No quiero meterme en profundidades teológicas, pero las prescripciones cuaresmales no se encuentran entre los mandamientos de la ley de Dios sino a la de los de la Iglesia y son por ello contingentes y adaptables a los cambios de costumbres. Son estos cambios los que han hecho posible que lo que antes era una expresión de penitencia se haya transmutado en una oportunidad para el placer, pues somos muchos los que pensamos que comer pescado no es ningún castigo sino todo lo contrario.

Además, cada prohibición acaba generando un estímulo. El más antiguo recetario gastronómico de España, el “Libro de Cozina”, de Ruperto de Nola, publicado en catalán a finales del siglo XV y traducido en seguida al castellano, dedica su último capítulo al “Tractado para guisar y aparejar las viandas del tiempo cuaresmal”.

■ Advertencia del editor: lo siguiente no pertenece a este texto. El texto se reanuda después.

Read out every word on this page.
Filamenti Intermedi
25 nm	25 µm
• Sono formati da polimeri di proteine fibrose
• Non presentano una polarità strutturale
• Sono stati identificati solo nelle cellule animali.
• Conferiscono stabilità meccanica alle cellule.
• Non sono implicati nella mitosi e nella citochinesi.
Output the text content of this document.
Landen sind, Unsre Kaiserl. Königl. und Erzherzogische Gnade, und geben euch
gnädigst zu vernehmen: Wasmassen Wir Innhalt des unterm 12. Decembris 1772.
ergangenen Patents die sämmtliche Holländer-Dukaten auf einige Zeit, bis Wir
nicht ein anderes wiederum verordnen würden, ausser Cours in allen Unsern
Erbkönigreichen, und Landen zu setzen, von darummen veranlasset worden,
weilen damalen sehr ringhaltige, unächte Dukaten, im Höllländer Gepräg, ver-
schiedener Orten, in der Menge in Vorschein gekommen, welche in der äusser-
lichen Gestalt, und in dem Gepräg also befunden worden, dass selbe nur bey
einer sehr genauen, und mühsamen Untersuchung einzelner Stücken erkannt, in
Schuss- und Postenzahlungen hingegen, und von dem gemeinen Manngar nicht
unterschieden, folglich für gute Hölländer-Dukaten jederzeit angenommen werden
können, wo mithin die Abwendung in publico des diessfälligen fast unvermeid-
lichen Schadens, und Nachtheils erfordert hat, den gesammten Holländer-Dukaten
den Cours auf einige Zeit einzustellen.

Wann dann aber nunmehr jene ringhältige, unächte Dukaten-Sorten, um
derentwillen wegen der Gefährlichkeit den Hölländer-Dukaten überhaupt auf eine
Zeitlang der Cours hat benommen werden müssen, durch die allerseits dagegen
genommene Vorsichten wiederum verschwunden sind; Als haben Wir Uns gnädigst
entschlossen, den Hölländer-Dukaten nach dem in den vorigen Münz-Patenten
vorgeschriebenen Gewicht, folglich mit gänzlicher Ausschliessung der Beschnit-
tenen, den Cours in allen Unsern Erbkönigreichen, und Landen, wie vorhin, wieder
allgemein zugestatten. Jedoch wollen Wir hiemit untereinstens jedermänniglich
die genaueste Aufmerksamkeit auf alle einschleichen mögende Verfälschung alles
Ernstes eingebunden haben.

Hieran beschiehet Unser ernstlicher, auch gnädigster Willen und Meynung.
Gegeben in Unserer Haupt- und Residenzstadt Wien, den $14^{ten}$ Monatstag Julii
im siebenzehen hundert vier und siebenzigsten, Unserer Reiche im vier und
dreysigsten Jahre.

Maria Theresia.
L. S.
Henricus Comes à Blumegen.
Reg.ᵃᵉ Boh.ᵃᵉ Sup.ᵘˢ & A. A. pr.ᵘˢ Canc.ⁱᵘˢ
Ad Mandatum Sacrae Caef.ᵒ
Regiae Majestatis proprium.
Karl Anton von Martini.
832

 Hace años convocar a una comida de Cuaresma fuera de su tiempo hubiera sido un disparate, algo impensable en una persona tan prudente y juiciosa como Gustavo Gonzalez-Izquierdo. Hoy es una apuesta sobre seguro porque el enunciado del menú es una tentación, que aparte de no tener nada de pecaminosa  --¿cómo puede serlo una reunión de amigos?—resulta irresistiblemente atractivo.

Me temo que de ese menú lo más costoso de digerir va a ser este aperitivo, al que me propongo poner fin de inmediato. Diré solo que les fabes son tan versátiles que casan con cualquier ingrediente y casan bien; con el recio y a la vez delicado pixín, desde luego. Que la calderada de pescado de roca entronca con los más ilustres antecedentes de la cocina creativa asturiana, como es el recetario de Calixto Alvargonzález, a través del cual sabemos que quien creó este singular y sabrosísimo guiso de pescados de roca fue su padre, Anacleto Alvargozález. Y que, en fin, el bacalao es, entre otras muchas cosas, el representante más genuino de la cocina de Cuaresma en los últimos siglos, hasta el punto de que a la vieja de la que hablábamos antes se la representa con un bacalao en salazón en la mano. Y, aunque esa vieja avinagrada esté en trance de convertirse, si no lo ha hecho ya, en una joven minifaldera --¡con siete piernas nada menos!—doy por seguro que nunca soltará el bacalao, entre otras cosas porque lo que en su día fue comida de pobres hoy es un manjar para afortunados, aunque no sean ricos. Como es hoy nuestro caso.